Приближался Новый 1946 год. Встретила его Татьяна в семье свёкра, с детьми и мамой. Всем скопом наряжали ёлку, каким-то чудом деду Сурину удалось её достать. Суета, приятное ожидание праздника, дети, как могли, охотно помогали взрослым, то и дело, поглядывая на старинные настенные часы, которые величественно приближали торжественный момент. Дед деловито осматривал репродуктор, висящий на стене «чёрной сковородой», то и дело, поправляя на нём тонкие проводки. Из него раздавалась разная музыка.
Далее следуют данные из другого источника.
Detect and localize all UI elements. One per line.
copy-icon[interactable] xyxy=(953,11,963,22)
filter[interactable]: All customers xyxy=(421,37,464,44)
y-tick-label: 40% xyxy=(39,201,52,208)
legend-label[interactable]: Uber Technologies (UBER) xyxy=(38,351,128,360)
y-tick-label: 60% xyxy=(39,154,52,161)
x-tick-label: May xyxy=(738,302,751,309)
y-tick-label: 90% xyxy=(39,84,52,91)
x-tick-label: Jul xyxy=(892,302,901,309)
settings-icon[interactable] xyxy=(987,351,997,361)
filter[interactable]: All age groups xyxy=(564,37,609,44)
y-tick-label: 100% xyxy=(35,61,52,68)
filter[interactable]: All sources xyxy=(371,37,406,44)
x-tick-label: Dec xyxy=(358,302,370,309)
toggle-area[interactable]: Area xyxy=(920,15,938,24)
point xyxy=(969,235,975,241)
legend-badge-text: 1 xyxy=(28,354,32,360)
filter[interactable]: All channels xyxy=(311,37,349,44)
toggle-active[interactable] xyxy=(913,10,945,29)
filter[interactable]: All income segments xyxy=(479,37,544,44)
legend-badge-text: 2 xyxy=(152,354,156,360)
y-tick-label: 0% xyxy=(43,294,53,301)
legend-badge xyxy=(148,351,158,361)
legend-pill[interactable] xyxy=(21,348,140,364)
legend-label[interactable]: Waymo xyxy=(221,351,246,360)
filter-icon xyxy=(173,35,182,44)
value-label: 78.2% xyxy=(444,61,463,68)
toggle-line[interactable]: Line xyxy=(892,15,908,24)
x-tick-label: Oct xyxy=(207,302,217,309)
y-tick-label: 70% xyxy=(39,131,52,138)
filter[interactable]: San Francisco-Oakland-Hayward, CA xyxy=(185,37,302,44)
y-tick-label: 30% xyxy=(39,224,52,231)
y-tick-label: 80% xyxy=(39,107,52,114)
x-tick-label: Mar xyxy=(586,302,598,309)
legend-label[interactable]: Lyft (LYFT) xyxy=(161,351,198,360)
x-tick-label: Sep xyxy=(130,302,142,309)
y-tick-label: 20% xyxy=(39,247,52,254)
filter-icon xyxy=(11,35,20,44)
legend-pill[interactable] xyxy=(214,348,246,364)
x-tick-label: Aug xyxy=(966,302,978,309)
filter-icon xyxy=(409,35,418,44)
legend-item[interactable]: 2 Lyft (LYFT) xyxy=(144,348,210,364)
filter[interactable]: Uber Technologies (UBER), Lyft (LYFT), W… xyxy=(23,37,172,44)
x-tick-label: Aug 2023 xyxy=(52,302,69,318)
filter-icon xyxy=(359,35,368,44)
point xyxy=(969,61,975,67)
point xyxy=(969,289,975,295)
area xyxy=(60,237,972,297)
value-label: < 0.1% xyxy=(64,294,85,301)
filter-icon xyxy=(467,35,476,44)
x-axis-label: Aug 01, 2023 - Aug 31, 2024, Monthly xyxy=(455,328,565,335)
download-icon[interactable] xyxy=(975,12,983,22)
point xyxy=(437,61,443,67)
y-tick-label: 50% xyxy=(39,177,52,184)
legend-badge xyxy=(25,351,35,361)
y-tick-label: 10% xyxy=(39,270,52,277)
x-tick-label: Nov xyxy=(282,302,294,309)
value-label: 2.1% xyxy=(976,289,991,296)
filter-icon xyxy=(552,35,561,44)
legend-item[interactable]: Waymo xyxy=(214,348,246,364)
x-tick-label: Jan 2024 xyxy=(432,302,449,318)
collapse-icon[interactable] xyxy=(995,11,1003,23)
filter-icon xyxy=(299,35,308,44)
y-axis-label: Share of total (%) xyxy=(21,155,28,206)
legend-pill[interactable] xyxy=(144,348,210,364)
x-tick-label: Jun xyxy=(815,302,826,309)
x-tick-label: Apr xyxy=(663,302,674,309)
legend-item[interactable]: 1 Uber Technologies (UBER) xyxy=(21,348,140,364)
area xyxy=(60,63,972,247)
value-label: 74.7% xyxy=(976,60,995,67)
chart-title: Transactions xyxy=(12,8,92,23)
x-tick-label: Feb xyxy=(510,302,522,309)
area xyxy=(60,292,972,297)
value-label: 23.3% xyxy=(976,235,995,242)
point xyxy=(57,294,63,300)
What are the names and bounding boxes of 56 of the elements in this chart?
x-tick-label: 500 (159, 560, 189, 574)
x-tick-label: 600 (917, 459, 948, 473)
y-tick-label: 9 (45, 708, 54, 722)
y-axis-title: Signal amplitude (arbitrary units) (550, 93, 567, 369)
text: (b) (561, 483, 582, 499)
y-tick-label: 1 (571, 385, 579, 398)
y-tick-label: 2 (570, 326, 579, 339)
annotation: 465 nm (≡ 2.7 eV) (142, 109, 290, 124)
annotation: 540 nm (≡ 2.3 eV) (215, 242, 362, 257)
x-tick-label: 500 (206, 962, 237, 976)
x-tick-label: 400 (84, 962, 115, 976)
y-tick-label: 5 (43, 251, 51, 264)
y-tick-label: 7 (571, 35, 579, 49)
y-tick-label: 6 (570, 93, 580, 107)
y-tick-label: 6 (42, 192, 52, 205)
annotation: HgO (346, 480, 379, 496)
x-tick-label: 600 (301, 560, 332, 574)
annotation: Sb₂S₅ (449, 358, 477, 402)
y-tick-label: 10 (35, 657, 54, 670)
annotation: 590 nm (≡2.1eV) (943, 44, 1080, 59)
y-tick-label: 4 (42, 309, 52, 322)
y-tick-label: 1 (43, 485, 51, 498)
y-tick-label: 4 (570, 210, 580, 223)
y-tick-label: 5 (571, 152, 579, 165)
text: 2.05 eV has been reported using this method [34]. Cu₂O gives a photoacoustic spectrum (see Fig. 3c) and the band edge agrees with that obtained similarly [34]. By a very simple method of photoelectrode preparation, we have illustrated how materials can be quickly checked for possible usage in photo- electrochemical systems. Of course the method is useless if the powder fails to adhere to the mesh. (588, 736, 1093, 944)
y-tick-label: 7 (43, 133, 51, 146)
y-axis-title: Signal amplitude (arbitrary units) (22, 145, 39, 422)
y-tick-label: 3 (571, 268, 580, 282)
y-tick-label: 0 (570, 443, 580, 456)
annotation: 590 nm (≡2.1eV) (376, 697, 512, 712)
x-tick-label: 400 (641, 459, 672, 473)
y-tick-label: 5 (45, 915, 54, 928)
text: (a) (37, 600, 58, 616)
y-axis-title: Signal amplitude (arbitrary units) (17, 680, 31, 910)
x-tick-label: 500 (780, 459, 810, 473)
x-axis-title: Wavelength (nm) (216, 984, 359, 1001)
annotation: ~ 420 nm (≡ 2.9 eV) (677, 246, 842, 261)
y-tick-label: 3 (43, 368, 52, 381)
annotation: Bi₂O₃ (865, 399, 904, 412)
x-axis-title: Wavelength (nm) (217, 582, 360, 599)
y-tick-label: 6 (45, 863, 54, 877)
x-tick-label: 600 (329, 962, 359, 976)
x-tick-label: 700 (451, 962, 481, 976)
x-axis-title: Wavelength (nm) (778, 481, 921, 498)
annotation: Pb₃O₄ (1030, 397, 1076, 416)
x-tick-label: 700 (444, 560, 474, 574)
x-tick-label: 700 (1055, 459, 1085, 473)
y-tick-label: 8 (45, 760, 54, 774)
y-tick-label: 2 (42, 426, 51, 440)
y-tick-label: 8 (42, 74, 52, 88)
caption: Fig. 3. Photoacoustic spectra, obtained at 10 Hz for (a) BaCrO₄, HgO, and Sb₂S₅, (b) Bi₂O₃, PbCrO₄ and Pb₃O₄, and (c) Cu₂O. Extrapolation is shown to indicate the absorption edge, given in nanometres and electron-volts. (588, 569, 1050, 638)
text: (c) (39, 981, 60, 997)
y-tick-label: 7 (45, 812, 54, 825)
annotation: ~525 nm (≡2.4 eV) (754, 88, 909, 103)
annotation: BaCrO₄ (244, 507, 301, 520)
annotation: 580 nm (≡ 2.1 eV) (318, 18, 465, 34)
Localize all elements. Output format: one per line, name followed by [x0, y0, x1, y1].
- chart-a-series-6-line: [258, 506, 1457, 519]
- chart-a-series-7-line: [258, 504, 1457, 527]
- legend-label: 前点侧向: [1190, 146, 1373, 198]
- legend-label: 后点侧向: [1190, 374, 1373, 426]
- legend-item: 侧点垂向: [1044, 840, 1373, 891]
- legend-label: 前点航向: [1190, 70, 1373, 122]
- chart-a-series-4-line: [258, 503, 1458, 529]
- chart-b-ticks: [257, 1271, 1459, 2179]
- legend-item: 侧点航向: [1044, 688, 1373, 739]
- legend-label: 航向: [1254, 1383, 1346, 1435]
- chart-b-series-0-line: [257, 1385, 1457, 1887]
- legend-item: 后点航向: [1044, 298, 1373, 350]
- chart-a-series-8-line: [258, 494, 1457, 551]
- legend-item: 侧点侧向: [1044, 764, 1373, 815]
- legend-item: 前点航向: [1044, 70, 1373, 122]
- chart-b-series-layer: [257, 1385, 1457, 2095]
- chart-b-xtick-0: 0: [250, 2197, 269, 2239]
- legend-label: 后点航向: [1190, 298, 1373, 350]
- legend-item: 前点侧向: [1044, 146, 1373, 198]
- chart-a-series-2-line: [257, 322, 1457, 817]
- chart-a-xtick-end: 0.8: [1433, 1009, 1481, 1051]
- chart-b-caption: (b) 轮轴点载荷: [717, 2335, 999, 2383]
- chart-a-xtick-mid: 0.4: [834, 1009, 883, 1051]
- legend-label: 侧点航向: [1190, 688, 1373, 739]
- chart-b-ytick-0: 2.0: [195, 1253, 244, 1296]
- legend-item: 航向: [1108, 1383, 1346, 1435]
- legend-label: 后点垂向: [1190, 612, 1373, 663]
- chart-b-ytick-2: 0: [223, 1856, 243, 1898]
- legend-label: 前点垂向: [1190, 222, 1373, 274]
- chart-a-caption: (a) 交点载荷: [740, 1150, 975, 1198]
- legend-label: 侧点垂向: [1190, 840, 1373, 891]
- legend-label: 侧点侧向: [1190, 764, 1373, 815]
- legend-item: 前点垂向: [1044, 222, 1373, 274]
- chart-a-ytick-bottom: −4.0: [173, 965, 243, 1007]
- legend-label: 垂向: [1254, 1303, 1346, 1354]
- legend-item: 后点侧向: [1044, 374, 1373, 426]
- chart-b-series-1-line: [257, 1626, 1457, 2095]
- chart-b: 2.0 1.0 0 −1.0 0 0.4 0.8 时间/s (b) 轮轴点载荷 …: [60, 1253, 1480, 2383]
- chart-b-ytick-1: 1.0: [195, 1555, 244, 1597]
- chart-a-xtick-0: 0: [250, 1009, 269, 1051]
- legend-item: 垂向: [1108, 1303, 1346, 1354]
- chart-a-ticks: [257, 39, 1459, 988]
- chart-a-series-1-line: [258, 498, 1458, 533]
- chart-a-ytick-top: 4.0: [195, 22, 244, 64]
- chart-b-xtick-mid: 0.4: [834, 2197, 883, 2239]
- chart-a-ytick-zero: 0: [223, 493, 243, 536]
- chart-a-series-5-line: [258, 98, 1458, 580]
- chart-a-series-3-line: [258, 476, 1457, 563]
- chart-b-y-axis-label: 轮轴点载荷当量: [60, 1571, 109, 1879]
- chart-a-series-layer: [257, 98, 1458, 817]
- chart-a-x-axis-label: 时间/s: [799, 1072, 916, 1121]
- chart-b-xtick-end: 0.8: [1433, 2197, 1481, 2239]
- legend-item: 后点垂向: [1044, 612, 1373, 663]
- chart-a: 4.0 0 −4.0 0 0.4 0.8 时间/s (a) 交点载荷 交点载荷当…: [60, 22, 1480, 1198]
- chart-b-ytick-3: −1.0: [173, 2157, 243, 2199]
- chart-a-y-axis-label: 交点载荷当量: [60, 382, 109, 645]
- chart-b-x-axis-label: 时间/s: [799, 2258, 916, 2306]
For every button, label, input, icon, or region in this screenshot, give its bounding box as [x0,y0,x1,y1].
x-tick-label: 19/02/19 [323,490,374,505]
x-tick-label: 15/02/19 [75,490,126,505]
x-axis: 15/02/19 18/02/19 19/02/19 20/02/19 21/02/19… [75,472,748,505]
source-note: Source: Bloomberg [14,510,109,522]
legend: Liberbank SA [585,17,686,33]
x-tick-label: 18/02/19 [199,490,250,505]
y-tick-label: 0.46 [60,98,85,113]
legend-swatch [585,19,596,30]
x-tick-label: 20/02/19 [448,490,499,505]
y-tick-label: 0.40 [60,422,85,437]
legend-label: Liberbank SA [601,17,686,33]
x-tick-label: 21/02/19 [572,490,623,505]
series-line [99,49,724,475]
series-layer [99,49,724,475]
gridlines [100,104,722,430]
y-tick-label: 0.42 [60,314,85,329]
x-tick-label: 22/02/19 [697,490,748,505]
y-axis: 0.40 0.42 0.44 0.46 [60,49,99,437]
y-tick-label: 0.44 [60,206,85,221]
В доме обычно пользовались керосиновыми лампами, тускло освещавшими помещения, но по случаю праздника, хозяин разрешил включить электрическое освещение, вызвав у детей не меньший восторг, чем сам праздник. На столе появилась и закуска, и румяные пироги, да и чекушка водочки, с которой Тимофей Трофимович иногда «дружил», но не злоупотреблял. Наконец-то ударил бой часов, извещая присутствующим о наступлении Нового Года, на который, обычно, возлагают светлые надежды. В репродукторе раздался бой Кремлёвских курантов, а затем голос Левитана, зачитавшего обращение товарища Сталина к советскому народу и поздравление с Новым 1946 годом. Посидев немного за столом, и наевшись досыта, дети отправились к себе спать, а взрослые остались. Дед, зная замечательный голос Татьяны, попросил её что-нибудь спеть. Всем особенно нравилась народная украинская песня «Ой не свiти мiсяченьку» в её исполнении. Охотно согласилась, и все вслед за Татьяной подхватили песню разными голосами. В общем, праздник удался, все загадали пожелания в Новом году, а Татьяна помолилась, чтобы быстрее возвратился Андрей. В скором времени, к радости новогодних ожиданий, от Нади и Николая пришла из Румынии весточка о рождении у них 1 января первенца, имя которому они решили дать Владимир, в честь Надиного брата. Это известие всеми было воспринято как, своего рода, добрый знак. Слава Богу, пойдёт все хорошо.